As we have seen with Chelsea over the last decade, being a rich mans play thing might be exciting in the short term, but what happens when the owner starts to become disinterested, like Abramovich is now.

Chelsea Football Club owe its owner nearly £1bn.

Arsenal have always run with a self-sustaining business model. It is the way the best companies, and best football clubs, run.

Bayern Munich, Juventus, Manchester United, Barcelona, Real Madrid. All self-sustaining models who spend what they bring in (even if there are a few tax irregularities). The likes of Manchester City, PSG and Chelsea might be successful in the short term, but you can not buy a long term seat to the top table.

By spending within yourself, ensure the books balance, you ensure a natural future for the club. Not a boom and bust model.

When it comes to transfers, as far as I am aware, Kroenke has never stepped in and refused club funds to buy a player.

Other criticisms of Kroenke are also unfounded.

Those that claim he is using the value of Arsenal to raise loans to fund his stadium in LA, and to buy a ranch in Texas are commenting without proof. He bought the ranch with cash, and the $1.8bn stadium in Inglewood is privately financed.

And it also highlights that people do not know how things work.

Kroenke can not take loans out against Arsenal Football Club. He is not the sole, private owner, he is just a share holder. What he could do is take out loans against the value of the shares he owns, but this will have zero effect on the club.

Were he to default the loans, the bank would own the shares and sell on. He is not using club funds to secure loans but his own assets.

Now if he was in the position of Abramovich, owned 100% of the club and turned it private, he could use Arsenal funds to secure loans elsewhere, or take even more money out of the club.

There is a fear that if Usmanov sells, Kroenke might be the buyer.

If the American purchases Usmanov’s 30%, he would then be able to force through the purchase of all remaining shares.
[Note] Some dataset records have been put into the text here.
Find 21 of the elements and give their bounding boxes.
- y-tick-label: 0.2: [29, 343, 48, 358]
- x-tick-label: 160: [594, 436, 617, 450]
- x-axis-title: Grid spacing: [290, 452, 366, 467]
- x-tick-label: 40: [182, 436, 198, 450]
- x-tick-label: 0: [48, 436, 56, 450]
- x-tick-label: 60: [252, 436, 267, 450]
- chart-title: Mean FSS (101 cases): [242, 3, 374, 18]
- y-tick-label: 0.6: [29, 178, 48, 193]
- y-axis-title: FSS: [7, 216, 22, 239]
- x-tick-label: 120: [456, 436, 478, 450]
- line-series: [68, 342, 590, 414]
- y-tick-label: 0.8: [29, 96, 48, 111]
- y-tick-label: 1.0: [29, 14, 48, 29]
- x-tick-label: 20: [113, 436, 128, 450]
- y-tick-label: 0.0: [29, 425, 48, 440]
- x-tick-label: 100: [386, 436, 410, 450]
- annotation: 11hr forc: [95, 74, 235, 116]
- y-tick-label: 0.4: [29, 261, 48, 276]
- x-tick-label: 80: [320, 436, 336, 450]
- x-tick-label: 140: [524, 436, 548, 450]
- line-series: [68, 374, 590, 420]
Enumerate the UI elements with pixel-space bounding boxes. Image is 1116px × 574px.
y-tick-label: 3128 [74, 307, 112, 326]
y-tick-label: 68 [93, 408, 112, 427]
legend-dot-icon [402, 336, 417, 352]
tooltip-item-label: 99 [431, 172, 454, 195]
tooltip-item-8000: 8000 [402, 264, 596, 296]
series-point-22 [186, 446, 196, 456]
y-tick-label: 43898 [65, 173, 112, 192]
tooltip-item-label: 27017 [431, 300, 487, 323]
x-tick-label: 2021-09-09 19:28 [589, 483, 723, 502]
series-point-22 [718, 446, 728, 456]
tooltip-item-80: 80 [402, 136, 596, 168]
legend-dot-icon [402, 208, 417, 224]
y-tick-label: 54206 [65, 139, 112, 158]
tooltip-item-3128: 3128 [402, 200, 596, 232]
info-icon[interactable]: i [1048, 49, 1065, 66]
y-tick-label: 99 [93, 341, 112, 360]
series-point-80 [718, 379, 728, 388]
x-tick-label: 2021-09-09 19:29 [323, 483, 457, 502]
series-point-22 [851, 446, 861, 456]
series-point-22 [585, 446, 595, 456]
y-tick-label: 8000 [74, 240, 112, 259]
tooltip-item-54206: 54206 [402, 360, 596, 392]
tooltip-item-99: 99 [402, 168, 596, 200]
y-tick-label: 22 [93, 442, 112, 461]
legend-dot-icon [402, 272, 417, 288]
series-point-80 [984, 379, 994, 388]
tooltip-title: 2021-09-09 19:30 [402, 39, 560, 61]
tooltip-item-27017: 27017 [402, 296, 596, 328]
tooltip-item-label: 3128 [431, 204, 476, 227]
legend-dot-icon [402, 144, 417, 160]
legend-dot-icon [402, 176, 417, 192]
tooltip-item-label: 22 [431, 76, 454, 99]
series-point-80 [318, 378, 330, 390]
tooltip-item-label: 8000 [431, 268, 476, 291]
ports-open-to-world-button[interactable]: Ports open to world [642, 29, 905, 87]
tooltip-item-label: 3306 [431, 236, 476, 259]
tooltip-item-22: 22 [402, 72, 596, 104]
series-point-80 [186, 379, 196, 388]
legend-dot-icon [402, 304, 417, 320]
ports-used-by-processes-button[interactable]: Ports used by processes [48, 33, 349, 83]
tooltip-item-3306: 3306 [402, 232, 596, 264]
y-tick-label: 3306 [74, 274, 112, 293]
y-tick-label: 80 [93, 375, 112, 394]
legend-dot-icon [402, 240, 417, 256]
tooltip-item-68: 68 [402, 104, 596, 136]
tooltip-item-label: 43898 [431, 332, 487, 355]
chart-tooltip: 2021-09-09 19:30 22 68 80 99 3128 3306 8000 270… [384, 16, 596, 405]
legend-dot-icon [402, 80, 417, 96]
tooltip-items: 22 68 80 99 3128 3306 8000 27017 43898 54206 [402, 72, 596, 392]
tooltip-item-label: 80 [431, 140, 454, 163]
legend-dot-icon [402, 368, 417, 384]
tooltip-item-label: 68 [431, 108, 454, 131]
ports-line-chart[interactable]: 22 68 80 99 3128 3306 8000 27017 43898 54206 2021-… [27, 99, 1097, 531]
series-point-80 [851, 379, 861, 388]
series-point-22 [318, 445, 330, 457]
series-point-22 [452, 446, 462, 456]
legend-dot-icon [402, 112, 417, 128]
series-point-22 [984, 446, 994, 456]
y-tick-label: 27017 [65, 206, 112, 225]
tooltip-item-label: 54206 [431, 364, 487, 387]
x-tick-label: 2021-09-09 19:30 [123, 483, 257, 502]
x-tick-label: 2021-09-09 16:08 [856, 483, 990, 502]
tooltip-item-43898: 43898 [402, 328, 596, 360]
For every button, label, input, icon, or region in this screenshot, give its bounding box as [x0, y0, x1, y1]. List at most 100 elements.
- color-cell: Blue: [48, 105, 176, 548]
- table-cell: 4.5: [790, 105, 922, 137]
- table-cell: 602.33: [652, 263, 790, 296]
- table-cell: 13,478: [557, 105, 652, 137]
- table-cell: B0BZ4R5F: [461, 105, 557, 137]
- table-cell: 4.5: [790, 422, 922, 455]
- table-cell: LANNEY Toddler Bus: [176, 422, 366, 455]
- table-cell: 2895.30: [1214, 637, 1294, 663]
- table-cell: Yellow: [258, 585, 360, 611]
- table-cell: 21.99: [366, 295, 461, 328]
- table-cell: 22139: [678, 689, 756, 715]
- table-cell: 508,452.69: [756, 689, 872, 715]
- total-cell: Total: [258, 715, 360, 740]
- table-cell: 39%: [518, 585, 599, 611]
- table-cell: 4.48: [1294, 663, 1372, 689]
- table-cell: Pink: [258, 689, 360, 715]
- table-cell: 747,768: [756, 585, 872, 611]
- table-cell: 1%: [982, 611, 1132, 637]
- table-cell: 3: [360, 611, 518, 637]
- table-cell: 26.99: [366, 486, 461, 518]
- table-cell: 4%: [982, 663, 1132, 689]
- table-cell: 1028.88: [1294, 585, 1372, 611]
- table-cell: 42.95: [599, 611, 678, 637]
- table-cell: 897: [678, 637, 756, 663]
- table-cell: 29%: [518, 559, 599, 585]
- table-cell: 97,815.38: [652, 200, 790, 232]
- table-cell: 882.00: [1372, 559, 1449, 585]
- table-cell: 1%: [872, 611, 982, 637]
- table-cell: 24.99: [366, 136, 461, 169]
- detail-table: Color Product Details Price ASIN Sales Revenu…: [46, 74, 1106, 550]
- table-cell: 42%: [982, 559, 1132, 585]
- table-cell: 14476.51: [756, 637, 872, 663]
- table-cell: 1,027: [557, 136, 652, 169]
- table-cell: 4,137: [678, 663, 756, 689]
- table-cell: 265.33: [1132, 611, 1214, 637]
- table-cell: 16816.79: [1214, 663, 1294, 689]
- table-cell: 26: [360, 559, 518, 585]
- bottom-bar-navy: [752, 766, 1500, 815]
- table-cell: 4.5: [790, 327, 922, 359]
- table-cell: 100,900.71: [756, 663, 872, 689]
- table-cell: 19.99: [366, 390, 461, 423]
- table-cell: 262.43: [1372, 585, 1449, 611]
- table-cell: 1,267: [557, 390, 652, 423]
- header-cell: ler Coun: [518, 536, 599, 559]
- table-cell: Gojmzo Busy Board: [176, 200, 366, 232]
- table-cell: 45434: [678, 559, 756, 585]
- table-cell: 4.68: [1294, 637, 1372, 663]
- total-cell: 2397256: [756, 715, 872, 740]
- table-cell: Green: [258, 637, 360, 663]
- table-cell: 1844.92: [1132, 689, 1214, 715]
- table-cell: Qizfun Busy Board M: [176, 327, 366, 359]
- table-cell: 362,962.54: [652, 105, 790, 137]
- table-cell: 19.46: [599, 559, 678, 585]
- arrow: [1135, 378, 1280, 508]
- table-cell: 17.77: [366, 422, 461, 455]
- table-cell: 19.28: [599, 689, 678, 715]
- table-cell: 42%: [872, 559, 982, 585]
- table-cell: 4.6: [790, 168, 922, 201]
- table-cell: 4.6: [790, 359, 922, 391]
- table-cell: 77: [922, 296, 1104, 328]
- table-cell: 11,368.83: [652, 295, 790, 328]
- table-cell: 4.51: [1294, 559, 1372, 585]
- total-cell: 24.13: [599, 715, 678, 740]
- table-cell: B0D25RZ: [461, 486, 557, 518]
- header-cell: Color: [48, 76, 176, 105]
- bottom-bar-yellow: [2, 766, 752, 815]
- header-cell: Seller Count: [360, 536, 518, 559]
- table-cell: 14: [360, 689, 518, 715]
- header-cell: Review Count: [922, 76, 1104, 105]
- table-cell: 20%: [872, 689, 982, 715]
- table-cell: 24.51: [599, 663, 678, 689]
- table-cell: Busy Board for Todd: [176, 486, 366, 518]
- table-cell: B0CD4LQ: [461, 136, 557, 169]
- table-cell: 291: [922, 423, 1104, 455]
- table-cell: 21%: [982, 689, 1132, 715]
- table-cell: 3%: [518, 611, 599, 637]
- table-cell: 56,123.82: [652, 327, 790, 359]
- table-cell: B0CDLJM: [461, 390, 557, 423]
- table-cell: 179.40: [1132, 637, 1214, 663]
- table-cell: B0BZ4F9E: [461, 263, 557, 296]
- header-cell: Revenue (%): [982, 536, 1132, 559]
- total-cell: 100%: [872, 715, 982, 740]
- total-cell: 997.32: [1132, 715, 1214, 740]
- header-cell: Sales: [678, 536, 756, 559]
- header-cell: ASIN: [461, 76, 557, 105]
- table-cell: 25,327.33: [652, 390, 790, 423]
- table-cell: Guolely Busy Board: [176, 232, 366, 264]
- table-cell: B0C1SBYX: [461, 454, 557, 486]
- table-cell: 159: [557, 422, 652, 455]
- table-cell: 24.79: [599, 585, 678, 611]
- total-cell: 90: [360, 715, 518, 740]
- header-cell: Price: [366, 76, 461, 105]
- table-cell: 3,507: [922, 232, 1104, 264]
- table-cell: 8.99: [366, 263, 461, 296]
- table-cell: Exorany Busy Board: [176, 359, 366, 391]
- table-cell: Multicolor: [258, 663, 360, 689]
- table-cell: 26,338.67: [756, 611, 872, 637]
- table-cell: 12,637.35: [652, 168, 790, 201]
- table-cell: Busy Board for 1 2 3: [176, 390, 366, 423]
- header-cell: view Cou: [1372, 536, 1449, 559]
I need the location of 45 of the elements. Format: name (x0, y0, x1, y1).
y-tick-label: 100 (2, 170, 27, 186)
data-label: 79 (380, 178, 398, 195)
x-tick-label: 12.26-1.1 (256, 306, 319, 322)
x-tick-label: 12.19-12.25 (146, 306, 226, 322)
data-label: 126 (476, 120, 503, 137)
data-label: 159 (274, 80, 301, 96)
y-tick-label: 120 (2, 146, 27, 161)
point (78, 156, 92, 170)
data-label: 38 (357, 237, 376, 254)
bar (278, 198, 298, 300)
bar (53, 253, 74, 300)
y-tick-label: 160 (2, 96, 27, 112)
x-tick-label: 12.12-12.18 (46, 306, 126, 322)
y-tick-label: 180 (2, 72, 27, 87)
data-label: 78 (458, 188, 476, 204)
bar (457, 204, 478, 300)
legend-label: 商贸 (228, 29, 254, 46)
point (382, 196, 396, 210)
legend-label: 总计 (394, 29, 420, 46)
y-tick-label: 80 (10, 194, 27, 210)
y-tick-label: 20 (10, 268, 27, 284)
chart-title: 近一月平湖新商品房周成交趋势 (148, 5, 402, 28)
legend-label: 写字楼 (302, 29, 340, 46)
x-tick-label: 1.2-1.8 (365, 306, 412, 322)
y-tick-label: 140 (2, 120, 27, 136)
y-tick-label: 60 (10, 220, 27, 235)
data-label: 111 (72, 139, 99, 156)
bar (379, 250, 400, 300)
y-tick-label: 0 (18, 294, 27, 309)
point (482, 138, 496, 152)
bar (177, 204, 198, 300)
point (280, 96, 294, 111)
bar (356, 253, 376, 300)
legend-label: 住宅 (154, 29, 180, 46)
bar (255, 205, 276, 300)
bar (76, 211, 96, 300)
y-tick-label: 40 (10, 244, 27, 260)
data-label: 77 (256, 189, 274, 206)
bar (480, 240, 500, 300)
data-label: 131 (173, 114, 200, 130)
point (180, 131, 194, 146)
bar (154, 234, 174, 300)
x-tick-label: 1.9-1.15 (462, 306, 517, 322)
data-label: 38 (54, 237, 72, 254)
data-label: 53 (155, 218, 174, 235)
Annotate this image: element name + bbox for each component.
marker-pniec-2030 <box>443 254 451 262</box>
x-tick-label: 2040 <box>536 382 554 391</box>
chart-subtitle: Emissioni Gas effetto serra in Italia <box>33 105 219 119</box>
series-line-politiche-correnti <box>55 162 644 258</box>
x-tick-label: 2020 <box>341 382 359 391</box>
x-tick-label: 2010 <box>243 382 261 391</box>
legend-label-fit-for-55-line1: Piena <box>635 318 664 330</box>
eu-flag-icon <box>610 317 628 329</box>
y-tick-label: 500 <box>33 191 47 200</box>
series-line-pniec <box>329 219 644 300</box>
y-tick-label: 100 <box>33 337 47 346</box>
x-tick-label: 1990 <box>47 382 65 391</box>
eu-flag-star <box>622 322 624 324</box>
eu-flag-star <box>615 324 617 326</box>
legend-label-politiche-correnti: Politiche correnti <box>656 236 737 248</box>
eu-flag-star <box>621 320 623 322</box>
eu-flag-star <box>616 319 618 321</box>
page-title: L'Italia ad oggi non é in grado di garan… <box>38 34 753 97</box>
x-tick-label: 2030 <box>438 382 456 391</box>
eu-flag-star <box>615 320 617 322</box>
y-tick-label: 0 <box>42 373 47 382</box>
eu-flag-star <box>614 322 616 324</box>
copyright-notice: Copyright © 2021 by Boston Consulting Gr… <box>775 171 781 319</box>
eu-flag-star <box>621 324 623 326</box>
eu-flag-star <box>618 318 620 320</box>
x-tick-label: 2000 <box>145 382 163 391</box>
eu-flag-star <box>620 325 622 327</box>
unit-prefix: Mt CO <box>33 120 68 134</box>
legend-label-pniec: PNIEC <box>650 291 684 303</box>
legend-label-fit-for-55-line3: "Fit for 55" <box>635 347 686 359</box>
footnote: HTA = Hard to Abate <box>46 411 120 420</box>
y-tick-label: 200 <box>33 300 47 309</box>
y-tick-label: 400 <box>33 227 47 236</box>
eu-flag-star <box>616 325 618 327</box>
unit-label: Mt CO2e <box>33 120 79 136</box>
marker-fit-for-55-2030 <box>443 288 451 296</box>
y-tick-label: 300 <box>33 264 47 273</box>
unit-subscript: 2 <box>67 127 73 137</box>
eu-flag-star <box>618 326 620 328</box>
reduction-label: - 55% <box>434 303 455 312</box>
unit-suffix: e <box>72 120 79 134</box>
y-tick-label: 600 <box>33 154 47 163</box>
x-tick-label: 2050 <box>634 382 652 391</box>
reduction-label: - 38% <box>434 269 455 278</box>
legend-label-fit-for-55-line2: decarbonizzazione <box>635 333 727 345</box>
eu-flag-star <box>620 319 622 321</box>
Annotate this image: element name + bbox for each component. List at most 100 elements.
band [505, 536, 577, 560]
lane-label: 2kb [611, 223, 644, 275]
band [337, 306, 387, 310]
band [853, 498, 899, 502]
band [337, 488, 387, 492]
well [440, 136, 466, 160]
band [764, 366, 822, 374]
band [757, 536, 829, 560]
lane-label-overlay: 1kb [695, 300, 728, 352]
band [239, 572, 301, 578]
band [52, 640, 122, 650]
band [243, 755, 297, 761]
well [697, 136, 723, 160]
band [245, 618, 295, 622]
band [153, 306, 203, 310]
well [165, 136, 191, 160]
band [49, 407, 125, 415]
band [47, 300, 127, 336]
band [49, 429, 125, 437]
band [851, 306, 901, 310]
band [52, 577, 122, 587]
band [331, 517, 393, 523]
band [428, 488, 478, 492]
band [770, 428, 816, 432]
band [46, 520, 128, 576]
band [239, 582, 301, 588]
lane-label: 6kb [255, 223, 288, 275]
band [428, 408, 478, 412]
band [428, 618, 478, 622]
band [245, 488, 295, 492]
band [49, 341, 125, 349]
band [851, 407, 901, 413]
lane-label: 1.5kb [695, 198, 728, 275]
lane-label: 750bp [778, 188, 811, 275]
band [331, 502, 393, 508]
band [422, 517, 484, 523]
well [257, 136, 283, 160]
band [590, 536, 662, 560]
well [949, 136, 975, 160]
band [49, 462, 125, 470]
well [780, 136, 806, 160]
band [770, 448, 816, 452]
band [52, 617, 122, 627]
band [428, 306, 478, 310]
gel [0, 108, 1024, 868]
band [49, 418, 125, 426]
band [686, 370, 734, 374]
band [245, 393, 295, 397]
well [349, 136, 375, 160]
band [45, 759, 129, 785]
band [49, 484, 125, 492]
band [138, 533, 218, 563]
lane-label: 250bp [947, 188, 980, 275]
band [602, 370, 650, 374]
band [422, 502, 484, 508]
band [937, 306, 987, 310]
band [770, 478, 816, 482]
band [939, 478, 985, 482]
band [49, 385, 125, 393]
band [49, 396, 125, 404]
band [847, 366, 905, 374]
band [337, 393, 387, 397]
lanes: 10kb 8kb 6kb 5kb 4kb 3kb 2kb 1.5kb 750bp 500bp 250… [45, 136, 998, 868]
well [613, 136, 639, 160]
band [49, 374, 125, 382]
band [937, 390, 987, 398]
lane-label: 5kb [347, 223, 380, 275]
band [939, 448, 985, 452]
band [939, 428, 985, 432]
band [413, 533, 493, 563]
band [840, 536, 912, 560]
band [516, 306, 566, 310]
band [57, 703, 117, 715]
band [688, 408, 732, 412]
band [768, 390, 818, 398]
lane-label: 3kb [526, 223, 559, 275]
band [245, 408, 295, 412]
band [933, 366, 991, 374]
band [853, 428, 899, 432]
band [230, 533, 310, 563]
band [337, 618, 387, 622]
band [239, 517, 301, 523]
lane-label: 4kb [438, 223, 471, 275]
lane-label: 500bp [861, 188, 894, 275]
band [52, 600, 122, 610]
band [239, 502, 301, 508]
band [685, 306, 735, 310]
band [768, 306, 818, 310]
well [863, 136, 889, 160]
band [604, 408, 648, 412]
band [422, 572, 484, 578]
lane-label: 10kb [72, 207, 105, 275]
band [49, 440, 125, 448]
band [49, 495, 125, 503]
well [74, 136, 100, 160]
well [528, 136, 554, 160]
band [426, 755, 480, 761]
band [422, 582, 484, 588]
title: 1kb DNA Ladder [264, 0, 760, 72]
He could then follow the Glazier’s model and throw a load of debt into the club which he can profit from.

I do question how much debt he would be able to throw in.

Arsenal still owe the banks £200m-ish for the stadium build. Would too many creditors offer additional loans on top of what the club already owes?

It would be a bit like having a £200k mortgage left to pay on a £400k house. You go the banks to get a second mortgage, but they are only going to give you another (perhaps) £150k as you do not have the assets to cover much more.

Would a bank give Kroenke a £500m loan to buy Usmanov’s shares, knowing that the club is being used to finance the loan, and therefore putting Arsenal £700million into debt with the club? Probably not. So I think the fear of Kroenke using the club to leverage more debt is scare mongering.

Kroenke is certainly not the perfect owner, but he is certainly not the worst.

Could Kroenke have done things earlier with Arsene Wenger? Yes. Does he have his faults? Yes. Could he engage fans better? Yes. But is Stan Kroenke as bad as some people make out? No.